Building a marketing team that actually performs comes down to one principle: people who produce daily, without being managed into it. I look for team members who are dedicated and who actually show results — someone who doesn't produce drags the whole team down, and eventually that drags the business down with it.
"I look for people who are dedicated but also actually produce — someone who doesn't produce drags the whole team down, and eventually that drags the business down with it. My team shows their value daily; there's no slacking or just hanging around, because I'm building a real business, not a hangout. The way I actually vet someone is through their work, not their words — anyone can say they're the best; I want them to show me. That's exactly how Vinnie and Tane earned their place on the team."
— James, Founder of Inverno Media
The Core Hiring Principle: Output, Not Intentions
Marketing teams fail not because they hire people with bad intentions — most people genuinely intend to contribute. They fail because they hire for enthusiasm and potential without evidence of actual performance, and then fail to act decisively when performance doesn't materialize. A person who is fun to be around, full of ideas, and deeply committed to the team — but who consistently doesn't ship — is a liability, not an asset. The team notices. Morale takes a hit. And the tolerance of underperformance normalizes a production standard that's below what a serious business needs.

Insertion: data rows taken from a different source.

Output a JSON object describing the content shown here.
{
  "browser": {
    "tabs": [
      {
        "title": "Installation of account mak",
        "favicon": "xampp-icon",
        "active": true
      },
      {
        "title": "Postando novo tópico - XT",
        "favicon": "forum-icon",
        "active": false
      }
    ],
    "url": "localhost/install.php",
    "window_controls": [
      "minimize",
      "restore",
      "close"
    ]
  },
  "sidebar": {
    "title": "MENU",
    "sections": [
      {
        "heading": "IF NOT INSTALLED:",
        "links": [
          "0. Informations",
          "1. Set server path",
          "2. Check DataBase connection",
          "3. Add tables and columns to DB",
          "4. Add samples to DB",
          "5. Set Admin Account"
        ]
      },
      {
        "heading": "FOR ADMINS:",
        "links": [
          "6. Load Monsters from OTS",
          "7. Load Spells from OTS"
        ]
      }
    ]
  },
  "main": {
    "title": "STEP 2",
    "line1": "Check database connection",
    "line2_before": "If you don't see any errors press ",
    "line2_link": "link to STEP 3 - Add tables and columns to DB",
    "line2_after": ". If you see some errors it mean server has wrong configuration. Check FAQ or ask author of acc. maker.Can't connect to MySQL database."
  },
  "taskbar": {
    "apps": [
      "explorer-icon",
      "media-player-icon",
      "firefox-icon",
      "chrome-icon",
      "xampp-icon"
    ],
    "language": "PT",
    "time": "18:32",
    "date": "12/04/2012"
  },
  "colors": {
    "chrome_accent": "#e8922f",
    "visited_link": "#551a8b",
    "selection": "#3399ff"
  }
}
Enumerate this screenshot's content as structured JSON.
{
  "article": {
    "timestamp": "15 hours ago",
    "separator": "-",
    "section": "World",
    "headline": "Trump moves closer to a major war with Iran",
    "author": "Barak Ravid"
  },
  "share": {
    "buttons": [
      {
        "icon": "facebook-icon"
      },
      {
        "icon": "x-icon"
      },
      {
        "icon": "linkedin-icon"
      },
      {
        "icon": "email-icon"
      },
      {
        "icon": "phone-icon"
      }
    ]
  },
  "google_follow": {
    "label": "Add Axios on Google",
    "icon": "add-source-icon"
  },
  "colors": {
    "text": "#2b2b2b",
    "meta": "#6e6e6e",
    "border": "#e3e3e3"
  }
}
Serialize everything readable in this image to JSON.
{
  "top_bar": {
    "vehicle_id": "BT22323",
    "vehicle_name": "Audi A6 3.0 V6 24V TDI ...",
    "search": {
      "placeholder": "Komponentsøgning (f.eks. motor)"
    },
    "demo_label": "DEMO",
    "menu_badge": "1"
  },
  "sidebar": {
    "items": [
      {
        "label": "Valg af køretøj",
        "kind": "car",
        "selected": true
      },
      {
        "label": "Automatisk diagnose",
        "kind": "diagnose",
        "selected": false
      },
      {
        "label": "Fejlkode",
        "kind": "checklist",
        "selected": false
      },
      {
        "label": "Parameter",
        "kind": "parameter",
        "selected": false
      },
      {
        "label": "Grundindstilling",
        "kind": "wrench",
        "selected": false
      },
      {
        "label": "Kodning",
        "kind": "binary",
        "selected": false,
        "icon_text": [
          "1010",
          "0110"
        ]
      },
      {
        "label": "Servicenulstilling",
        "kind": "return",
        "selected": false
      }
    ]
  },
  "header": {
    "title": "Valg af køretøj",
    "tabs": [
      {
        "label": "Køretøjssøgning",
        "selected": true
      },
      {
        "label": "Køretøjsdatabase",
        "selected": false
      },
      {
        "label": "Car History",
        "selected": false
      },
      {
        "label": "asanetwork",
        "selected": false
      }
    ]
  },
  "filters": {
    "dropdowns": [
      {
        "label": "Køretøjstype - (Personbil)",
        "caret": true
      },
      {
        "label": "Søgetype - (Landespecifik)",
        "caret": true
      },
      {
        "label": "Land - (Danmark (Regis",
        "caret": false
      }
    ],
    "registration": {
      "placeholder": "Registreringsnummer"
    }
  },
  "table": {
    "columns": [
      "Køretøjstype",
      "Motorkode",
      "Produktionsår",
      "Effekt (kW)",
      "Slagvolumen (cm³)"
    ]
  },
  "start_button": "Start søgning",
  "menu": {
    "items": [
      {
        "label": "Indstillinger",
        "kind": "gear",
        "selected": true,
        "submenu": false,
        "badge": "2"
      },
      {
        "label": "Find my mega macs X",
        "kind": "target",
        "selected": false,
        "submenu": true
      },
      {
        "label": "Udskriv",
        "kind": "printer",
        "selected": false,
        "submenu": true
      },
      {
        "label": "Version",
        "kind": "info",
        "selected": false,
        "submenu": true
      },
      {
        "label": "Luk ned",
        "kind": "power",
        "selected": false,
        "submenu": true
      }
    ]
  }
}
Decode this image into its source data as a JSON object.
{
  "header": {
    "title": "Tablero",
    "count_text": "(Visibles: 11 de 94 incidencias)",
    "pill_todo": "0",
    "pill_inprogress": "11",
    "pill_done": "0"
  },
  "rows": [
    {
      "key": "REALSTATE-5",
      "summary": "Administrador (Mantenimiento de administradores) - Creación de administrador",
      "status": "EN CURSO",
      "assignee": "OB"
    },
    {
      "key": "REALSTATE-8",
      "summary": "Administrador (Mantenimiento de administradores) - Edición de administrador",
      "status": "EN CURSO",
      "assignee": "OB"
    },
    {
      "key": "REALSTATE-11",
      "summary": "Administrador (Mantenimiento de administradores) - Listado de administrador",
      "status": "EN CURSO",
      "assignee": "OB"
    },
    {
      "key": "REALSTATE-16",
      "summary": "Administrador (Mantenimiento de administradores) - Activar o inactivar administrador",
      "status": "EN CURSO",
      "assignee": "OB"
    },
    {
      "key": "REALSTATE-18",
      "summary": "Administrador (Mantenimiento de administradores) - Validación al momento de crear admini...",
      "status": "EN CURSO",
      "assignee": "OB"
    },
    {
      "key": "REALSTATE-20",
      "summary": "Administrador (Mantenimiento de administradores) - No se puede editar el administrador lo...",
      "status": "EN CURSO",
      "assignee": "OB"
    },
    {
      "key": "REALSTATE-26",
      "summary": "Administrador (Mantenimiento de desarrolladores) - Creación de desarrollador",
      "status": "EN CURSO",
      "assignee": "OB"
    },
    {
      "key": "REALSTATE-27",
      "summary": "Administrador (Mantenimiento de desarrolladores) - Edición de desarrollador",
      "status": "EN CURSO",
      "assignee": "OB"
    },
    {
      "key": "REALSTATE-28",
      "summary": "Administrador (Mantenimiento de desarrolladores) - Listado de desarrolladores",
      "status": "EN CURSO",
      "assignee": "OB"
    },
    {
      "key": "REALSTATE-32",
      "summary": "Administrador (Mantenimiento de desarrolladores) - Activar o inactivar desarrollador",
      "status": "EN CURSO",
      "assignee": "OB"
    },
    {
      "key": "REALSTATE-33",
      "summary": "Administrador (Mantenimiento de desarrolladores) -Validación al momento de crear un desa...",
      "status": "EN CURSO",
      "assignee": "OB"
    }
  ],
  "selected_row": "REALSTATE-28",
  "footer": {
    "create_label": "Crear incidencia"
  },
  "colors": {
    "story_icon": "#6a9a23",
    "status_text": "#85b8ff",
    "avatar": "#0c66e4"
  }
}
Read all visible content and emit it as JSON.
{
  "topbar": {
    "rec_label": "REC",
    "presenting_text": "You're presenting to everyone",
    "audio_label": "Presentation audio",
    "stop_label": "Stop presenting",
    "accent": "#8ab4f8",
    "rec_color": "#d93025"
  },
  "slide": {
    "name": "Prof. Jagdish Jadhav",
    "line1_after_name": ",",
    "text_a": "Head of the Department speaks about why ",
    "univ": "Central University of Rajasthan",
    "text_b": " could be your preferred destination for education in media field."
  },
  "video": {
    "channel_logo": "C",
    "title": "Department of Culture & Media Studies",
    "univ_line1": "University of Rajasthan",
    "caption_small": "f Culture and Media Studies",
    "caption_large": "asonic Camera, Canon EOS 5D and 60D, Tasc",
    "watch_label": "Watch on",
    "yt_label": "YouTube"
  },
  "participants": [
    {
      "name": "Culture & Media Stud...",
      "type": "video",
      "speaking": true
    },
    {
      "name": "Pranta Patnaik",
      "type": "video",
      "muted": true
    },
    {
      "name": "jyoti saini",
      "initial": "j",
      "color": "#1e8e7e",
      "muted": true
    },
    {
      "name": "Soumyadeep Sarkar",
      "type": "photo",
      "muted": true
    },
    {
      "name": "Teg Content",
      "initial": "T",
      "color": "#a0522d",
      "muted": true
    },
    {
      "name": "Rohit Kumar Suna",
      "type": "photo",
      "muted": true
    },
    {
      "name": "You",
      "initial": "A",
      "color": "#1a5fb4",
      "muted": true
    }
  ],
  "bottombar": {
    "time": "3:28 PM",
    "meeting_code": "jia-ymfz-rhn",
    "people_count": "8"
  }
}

How to Vet Candidates for Real Performance
The only reliable way to assess whether someone will perform is to observe them perform. Inverno's approach: the work itself is the audition. Vinnie and Tane didn't get on the team by describing what they could do — they showed it. For a marketing team hire, this translates to:
- A paid trial project before any full commitment — scope it clearly, pay fairly, and observe the process as much as the output
- Reviewing existing work with genuine scrutiny — not just whether it looks impressive, but whether it demonstrates the specific capability you need
- Evaluating how they handle feedback on the trial project — does criticism make them better or defensive?
- Speed as a signal — does a candidate who says they're passionate about content take three weeks to send a writing sample?
The Roles a Marketing Team Needs
The specific roles depend on channels and budget, but most marketing teams need coverage across: strategy (the thinking layer — who sets direction and priorities), content production (written, video, social), distribution (someone managing platforms and publishing cadences), paid media (if running ads), and analytics (tracking performance and informing decisions). In a small team, one person may cover multiple areas — but every area needs an owner, or it gets neglected.
Building a Culture of Output
Team culture is set by what gets rewarded and what gets tolerated. A team where consistent output is visibly celebrated and where coasting is visibly addressed — not punitively, but clearly — produces a self-sustaining culture of performance. The reverse — where team members see that underperformance has no consequence — produces a team where the ceiling is set by its least productive member.